Volvió, renqueante, sobre sus pasos para acabar de una vez con Marco. Con la pistola firmemente agarrada y los sentidos alerta, caminaba lentamente esperando en cualquier momento su ira otra vez. Creyó escuchar un ruido cerca. Sabía que solo tendría una oportunidad y que tenía que aprovecharla.

De nada le valía el sigilo porque Marco vigilaba agazapado detrás de unos arbustos porque para él sí que era un juego. Esperó a que pasara cerca y de un salto se quedó justo delante e hizo lo de siempre: abalanzarse encima y, juguetón, comenzar a lamerle la cara, extrañado eso sí, de oler el miedo que desprendía y presentir algo más que un enfado. Un peligro inminente y ancestral, le advirtieron sus genes.

Si hubiera podido razonar, habría entendido por qué intentaba el humano zafarse y por qué no quería jugar. Normal. El solo era un perro, un rottweiler de 120 kilos, para ser exactos, que no recordaba que unas horas antes se volvió loco y atacó a la manada del humano.

Cayeron los dos al suelo y la pistola también. Ambos, por un motivo distinto, trataron de cogerla rápido: uno, porque no se fiaba del animal y el otro, porque estaba acostumbrado, de toda la vida, a traerle cosas a los humanos y que le dieran una galletita de esas tan ricas. Y ese era motivo más que suficiente para que ágil, la cogiera primero. Pero en el impulso de hacerlo, le plantó parte de los 120 kilos encima de la muñeca de la mano izquierda, rompiéndosela de paso. Fue un grito de dolor y de furia lo que hizo que en algún recodo de su instinto, un recuerdo vago de otro grito similar y reciente, lo hiciera quedarse inmóvil pero sintiendo de nuevo una extraña sensación de agresividad y unas inmensas ganas de morder. Y esas ganas hizo que abriera el hocico y que la pistola se cayera y se disparara.

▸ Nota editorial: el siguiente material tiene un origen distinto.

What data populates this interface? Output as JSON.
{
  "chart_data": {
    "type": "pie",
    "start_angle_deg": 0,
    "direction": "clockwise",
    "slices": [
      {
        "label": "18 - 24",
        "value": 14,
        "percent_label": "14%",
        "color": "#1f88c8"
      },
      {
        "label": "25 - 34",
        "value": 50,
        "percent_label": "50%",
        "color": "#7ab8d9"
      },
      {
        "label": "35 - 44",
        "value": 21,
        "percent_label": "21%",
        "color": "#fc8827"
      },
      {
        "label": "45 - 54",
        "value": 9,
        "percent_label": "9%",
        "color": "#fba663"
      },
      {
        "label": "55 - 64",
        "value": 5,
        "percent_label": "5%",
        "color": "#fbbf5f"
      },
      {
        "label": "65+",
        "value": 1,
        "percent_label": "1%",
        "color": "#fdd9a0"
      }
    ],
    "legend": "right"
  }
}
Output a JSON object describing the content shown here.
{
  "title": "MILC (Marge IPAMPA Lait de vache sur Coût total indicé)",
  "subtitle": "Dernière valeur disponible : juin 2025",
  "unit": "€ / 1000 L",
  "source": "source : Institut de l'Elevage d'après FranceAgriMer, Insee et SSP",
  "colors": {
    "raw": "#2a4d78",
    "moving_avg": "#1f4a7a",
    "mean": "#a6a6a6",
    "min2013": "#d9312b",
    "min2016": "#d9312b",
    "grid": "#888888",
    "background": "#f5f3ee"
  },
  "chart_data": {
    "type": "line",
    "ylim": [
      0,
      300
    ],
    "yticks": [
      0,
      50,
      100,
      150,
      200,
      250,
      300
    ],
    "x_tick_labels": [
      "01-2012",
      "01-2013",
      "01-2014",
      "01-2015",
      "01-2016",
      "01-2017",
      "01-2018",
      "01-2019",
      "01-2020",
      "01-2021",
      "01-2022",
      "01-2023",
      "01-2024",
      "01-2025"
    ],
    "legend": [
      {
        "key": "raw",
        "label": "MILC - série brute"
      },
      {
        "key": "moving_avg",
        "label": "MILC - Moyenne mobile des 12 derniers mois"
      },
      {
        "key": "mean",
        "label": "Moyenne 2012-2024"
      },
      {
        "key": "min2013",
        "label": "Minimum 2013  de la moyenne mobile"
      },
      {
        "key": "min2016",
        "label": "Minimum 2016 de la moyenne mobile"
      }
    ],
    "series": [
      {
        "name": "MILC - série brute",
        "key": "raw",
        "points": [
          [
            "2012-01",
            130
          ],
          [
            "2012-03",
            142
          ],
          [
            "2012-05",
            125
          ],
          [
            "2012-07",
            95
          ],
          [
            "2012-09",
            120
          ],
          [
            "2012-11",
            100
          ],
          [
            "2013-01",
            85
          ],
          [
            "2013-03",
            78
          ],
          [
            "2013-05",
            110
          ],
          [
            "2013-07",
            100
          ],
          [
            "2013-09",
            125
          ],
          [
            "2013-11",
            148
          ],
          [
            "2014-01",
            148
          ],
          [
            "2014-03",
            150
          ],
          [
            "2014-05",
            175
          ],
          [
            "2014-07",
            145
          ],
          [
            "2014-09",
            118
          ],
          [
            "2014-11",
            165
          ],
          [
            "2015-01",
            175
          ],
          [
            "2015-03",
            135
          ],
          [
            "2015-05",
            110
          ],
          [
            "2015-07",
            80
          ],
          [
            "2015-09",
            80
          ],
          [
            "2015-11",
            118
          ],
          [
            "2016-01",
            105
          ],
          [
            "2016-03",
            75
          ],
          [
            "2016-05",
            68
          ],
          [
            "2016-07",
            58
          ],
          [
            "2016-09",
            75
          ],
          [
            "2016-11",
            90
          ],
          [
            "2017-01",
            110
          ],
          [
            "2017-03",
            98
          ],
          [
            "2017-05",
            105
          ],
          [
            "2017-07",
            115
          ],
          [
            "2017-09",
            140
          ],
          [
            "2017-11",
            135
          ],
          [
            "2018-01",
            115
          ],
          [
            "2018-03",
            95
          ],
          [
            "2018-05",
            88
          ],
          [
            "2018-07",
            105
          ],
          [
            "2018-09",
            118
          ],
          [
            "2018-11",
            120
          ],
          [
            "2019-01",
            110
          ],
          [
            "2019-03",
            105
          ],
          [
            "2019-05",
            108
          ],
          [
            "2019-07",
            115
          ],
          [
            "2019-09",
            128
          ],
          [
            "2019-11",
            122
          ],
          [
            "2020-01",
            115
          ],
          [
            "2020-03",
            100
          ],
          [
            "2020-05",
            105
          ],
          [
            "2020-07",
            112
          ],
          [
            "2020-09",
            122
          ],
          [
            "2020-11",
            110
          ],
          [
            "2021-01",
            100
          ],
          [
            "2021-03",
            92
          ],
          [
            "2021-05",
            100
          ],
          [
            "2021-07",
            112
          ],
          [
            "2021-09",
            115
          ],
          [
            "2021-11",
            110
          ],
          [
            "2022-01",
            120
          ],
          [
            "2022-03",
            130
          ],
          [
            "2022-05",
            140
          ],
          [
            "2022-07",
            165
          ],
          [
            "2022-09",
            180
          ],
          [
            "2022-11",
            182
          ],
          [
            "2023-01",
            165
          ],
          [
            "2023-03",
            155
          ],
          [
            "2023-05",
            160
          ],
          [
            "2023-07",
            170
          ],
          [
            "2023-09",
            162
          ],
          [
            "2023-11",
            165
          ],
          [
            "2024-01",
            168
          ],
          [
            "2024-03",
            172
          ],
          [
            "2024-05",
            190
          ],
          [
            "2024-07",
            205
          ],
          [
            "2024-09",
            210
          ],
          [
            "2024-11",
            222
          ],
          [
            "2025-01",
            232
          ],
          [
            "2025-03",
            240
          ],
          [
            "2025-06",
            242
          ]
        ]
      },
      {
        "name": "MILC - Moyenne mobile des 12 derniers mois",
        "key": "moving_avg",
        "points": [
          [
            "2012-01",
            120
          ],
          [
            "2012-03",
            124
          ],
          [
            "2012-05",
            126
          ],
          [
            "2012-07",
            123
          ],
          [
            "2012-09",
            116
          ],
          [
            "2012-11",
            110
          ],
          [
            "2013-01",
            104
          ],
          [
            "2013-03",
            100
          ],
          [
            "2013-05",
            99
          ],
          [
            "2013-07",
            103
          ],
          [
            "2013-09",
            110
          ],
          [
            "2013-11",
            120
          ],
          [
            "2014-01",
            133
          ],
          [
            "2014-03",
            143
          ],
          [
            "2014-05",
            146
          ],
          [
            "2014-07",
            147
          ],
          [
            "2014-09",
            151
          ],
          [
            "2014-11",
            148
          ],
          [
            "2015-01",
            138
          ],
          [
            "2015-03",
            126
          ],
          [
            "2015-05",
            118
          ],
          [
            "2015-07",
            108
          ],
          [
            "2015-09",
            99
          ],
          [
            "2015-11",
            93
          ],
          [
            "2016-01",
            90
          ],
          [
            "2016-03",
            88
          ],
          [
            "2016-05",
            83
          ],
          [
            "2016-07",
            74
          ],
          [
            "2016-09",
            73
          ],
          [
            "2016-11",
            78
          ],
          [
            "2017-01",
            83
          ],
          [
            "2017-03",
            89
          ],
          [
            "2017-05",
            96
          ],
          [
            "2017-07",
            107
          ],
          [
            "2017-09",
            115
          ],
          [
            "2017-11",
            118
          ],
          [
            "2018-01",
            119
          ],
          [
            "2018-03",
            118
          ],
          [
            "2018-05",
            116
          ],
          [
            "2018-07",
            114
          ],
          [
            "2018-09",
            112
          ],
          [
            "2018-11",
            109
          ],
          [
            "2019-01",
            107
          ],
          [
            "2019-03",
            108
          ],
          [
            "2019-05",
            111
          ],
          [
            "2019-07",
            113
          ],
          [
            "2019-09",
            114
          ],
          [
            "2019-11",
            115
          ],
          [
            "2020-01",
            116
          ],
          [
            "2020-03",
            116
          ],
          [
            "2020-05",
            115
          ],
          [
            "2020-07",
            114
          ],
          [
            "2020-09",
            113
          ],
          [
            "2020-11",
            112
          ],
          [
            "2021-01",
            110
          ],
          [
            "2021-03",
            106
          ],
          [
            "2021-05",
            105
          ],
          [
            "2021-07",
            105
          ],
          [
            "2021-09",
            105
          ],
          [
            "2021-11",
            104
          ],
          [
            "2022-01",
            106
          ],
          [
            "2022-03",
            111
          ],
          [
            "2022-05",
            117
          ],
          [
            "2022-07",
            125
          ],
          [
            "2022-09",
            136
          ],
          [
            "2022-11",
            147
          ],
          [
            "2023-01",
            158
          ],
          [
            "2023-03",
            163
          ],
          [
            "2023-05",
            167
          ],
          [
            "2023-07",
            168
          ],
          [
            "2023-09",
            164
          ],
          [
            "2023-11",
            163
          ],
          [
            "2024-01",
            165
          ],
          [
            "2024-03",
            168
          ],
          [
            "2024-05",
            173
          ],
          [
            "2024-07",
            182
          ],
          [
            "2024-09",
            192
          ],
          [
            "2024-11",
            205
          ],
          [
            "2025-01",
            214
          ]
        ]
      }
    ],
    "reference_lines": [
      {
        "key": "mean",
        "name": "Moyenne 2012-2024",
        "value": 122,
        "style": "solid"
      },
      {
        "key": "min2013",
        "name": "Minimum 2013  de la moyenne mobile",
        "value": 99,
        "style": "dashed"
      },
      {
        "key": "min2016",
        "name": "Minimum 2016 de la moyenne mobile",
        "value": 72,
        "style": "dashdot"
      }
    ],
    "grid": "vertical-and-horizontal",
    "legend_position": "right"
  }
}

El disparo los sobresaltó a los dos pero, o Marco lo oyó primero, por eso del oído fino de los de su especie y fue lo que le dio el impulso de reaccionar antes y apartarse de la trayectoria de la bala; o es que ese era su día de suerte. No supo a donde fue aquella a parar, pero lo cierto es que el humano no se movió más. Marco no sabía relacionar una causa-efecto de tal magnitud pero bastó el olor a sangre fresca para que el último y más visceral de sus instintos se reactivara.